While organisms might vary in the of range of frequencies that they can perceive, hearing’s inherent purpose remains the same: taking outside stimulus and ascribing meaning to the event. An dog bark causes a squirrel’s adrenaline to spike, while it simultaneously gives a child a rush of serotonin. The same external event is processed internally with two highly contrasting responses: one might start running away at full speed and the other towards.
The world around us is filled with all kinds of sounds with no inherent meaning, but that doesn’t stop us from enjoying the beauty of nature’s sound. Do animals that live in nature get the same feeling of serenity that we feel listening to the murmur of a creek? Or do their eyes get heavy to the lullaby of an ensemble of chirping crickets? The sound may not be received in the same intention it was produced, but yet we still choose to learn and engage with it, so long as we can so long as we are willing to keep our ears open and simply listen.
Human Ears
In human ears, the outer ear consists of three parts: the pinna, the auricle, and the ear canal. In several other species, the pinna is mobile and can be directed towards the source of sound, similar to how we are able to shift our eyes’ focus to a point of interest.

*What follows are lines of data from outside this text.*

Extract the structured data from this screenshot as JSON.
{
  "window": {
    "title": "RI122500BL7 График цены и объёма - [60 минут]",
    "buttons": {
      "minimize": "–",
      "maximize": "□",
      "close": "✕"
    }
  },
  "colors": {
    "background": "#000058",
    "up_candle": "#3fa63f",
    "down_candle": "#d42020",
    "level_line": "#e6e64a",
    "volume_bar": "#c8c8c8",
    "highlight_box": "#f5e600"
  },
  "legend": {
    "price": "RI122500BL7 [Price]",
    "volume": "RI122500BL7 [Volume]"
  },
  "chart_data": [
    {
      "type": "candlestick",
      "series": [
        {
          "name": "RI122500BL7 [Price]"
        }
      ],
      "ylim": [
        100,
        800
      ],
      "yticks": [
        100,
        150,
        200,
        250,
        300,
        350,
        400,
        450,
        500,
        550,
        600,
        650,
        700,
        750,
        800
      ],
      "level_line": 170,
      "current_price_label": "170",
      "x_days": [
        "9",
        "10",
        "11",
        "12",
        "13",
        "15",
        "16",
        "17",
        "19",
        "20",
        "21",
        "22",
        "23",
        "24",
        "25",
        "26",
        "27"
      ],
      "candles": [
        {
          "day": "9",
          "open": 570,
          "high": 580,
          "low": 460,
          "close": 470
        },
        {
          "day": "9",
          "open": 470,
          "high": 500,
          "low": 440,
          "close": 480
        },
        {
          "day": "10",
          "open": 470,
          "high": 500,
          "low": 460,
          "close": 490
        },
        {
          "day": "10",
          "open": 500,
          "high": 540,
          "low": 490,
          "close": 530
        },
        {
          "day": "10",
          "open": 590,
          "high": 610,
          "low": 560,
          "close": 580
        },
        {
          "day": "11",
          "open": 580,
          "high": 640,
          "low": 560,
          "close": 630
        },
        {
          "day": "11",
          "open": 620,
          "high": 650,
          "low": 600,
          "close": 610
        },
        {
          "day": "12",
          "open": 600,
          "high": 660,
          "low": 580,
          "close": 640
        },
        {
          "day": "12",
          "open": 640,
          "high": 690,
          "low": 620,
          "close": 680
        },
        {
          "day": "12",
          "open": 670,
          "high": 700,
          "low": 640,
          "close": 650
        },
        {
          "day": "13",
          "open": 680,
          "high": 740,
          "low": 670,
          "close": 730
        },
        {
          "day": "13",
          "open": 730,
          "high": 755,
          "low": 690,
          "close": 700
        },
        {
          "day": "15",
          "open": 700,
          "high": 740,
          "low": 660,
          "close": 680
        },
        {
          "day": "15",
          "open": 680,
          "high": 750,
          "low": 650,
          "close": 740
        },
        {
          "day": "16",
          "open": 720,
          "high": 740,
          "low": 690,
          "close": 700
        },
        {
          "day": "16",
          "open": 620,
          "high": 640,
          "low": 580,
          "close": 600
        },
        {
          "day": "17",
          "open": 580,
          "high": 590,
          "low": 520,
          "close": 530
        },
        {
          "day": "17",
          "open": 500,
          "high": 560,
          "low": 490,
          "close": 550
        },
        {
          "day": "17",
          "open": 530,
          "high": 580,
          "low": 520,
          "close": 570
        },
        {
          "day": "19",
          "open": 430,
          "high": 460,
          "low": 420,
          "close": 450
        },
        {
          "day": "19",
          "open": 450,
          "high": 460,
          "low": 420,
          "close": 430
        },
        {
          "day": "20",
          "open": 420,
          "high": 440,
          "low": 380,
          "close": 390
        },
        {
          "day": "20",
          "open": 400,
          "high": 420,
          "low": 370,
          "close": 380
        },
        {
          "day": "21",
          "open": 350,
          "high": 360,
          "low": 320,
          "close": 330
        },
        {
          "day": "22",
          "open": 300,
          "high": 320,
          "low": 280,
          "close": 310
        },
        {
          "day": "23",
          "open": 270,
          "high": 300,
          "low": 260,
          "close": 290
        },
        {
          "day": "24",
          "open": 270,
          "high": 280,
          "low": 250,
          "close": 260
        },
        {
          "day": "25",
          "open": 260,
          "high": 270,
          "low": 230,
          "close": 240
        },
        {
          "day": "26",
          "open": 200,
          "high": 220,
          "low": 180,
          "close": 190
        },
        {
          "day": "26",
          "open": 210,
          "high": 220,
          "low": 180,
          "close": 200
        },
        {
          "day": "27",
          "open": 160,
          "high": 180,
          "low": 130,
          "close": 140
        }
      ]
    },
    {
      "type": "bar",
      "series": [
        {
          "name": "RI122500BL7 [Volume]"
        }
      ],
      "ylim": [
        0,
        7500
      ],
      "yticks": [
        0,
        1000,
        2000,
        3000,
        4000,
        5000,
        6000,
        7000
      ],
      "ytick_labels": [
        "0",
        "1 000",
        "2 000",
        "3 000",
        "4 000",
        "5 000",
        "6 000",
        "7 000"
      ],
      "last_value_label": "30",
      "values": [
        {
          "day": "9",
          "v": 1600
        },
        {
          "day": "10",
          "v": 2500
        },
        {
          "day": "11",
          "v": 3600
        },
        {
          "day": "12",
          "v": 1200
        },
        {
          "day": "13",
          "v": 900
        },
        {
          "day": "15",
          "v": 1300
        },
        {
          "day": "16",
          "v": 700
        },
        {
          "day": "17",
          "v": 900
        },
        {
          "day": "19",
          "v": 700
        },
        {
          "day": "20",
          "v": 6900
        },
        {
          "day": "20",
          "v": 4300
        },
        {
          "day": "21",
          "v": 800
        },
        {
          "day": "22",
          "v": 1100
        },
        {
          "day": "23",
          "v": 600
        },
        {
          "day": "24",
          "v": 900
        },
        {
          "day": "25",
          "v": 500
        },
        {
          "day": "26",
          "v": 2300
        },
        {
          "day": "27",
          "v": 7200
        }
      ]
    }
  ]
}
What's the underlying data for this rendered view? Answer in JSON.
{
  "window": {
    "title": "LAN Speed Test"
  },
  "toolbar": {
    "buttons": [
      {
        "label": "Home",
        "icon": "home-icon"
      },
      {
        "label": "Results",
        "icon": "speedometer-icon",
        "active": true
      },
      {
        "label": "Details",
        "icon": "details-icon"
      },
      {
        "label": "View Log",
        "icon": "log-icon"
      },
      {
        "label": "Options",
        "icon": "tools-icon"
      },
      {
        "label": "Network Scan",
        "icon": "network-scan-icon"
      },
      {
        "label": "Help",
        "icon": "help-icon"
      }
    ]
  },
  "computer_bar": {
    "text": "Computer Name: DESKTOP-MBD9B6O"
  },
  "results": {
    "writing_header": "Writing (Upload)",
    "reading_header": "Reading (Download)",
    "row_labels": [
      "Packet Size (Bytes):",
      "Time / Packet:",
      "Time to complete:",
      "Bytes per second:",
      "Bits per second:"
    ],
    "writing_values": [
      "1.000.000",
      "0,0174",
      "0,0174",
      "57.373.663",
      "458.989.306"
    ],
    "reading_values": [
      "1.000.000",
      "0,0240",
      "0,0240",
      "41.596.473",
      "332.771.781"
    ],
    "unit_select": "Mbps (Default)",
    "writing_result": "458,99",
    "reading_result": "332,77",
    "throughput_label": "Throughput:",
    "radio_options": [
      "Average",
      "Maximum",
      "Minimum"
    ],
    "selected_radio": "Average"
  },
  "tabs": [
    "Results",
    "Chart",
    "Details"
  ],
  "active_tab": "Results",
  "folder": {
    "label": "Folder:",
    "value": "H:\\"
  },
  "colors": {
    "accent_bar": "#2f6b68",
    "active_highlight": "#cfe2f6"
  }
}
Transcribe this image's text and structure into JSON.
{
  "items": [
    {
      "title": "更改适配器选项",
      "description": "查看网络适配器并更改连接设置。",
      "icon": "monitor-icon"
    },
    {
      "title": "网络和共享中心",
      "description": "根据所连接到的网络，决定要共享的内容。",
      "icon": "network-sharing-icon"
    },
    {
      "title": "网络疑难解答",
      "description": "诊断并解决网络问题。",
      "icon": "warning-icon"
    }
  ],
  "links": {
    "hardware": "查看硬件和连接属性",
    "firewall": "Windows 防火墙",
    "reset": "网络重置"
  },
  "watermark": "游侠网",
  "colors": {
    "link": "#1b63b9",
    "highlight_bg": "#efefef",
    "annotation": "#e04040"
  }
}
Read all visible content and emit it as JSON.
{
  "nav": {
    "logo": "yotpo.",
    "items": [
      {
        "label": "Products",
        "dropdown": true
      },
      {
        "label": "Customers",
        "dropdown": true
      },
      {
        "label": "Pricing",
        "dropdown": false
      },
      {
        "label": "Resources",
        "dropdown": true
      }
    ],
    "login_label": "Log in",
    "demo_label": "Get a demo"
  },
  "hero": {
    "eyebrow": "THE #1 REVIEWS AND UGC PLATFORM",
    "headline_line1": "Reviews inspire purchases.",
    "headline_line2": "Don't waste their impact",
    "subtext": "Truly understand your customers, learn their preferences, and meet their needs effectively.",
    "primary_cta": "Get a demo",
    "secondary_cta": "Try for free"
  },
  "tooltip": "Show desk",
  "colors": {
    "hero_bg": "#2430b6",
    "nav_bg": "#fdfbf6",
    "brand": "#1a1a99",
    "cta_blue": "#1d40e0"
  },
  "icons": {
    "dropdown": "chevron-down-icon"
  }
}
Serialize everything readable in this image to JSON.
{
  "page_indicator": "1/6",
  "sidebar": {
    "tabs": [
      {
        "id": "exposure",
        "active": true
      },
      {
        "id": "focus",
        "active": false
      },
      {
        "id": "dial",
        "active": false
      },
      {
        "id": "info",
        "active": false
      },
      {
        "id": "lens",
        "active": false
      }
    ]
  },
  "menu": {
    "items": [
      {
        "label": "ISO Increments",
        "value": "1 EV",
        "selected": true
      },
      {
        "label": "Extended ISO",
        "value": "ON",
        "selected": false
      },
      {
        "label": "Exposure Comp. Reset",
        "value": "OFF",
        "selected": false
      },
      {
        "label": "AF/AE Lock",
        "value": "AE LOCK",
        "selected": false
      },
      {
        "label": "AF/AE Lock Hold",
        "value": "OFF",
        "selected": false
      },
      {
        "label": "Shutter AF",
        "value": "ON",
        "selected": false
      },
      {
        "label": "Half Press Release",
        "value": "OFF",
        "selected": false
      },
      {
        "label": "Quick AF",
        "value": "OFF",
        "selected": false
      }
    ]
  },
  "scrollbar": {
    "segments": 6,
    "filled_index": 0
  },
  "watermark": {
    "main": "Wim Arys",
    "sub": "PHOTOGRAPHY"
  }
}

These sections work in conjunction to collect and focus sound waves onto the tympanum, more commonly known as the eardrum. The eardrum is a very thin membrane that oscillates in response to changes in air pressure and sound waves. These propagated waves transfer to the middle ear, which is constructed of miniscule bones known as the hammer, the anvil, and the stirrup. This begins a chain reaction in the middle ear, beginning with the hammer and ending with the stirrup to transfer the sound wave to the inner ear.
The cochlea, named after the Greek word for the spiral shell of a snail, kōhlias, is the unofficial functionary of the inner ear, and has fluid that reverberates with auditory stimulus and activates movement in the hair cells that cover the surface of the cochlea. This mechanical movement triggers a chemical response to hearing nerves, and the information is sent to the auditory cortex via electrical signals for interpretation.
This entire process detailed above seems lengthy and complex, and yet it happens automatically and almost instantaneously; we as humans can aurally recognize stimulus quicker than any other sense. A human brain can identify a sound within .05 seconds of its occurrence, nearly 10 times faster than the blink of an eye.